Numbered steps should include labeling cups, planting the same number of seeds in each cup, giving each cup its assigned conditions, measuring growth, and comparing results.
Key Facts
- A fair test changes only one main variable at a time while keeping other conditions the same.
- Germination is the process in which a seed begins to grow into a new plant.
- Water helps soften the seed coat and starts the chemical changes needed for germination.
- Sunlight helps green seedlings make food through photosynthesis after leaves appear.
- Average height = total height of seedlings divided by number of seedlings measured.

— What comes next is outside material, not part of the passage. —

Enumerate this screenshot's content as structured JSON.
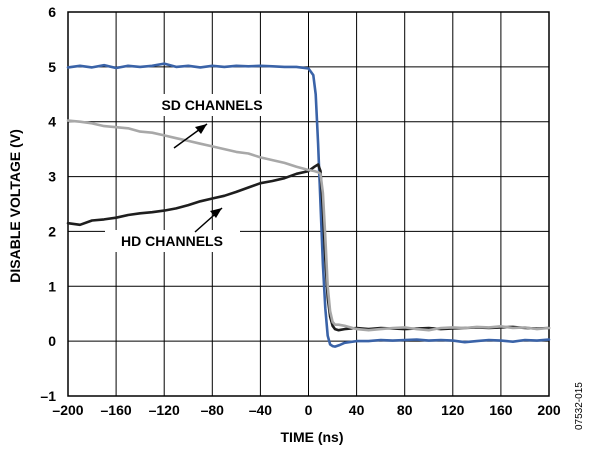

- Growth rate = change in height divided by change in time, such as cm per day.
Vocabulary
- Seed
- A seed is a plant structure that contains a baby plant and stored food for early growth.
- Germination
- Germination is the process of a seed sprouting and beginning to grow.
- Variable
- A variable is one part of an experiment that can be changed, measured, or controlled.
- Photosynthesis
- Photosynthesis is the process plants use to make sugar from sunlight, water, and carbon dioxide.
- Control
- A control is a comparison setup that helps show what changes are caused by the variable being tested.
Common Mistakes to Avoid
- Using different numbers of seeds in each cup is wrong because it makes the cups harder to compare fairly.
- Giving the water-only cup some sunlight is wrong because it changes the condition you are trying to test.
- Watering with different amounts each day is wrong because extra water could affect growth and confuse the results.
- Judging growth by memory instead of measurements is wrong because observations should be recorded with dates, heights, and notes.
Practice Questions
- 1 Four cups each start with 5 seeds. After 7 days, the sunlight and water cup has 4 sprouts. What fraction and percent of the seeds sprouted in that cup?
- 2 A seedling in the sunlight and water cup grows from 1 cm to 6 cm in 5 days. What is its average growth rate in cm per day?
- 3 A seed in the water without sunlight cup sprouts but looks pale and weak after several days. Explain why it could sprout at first but may not grow strongly for long.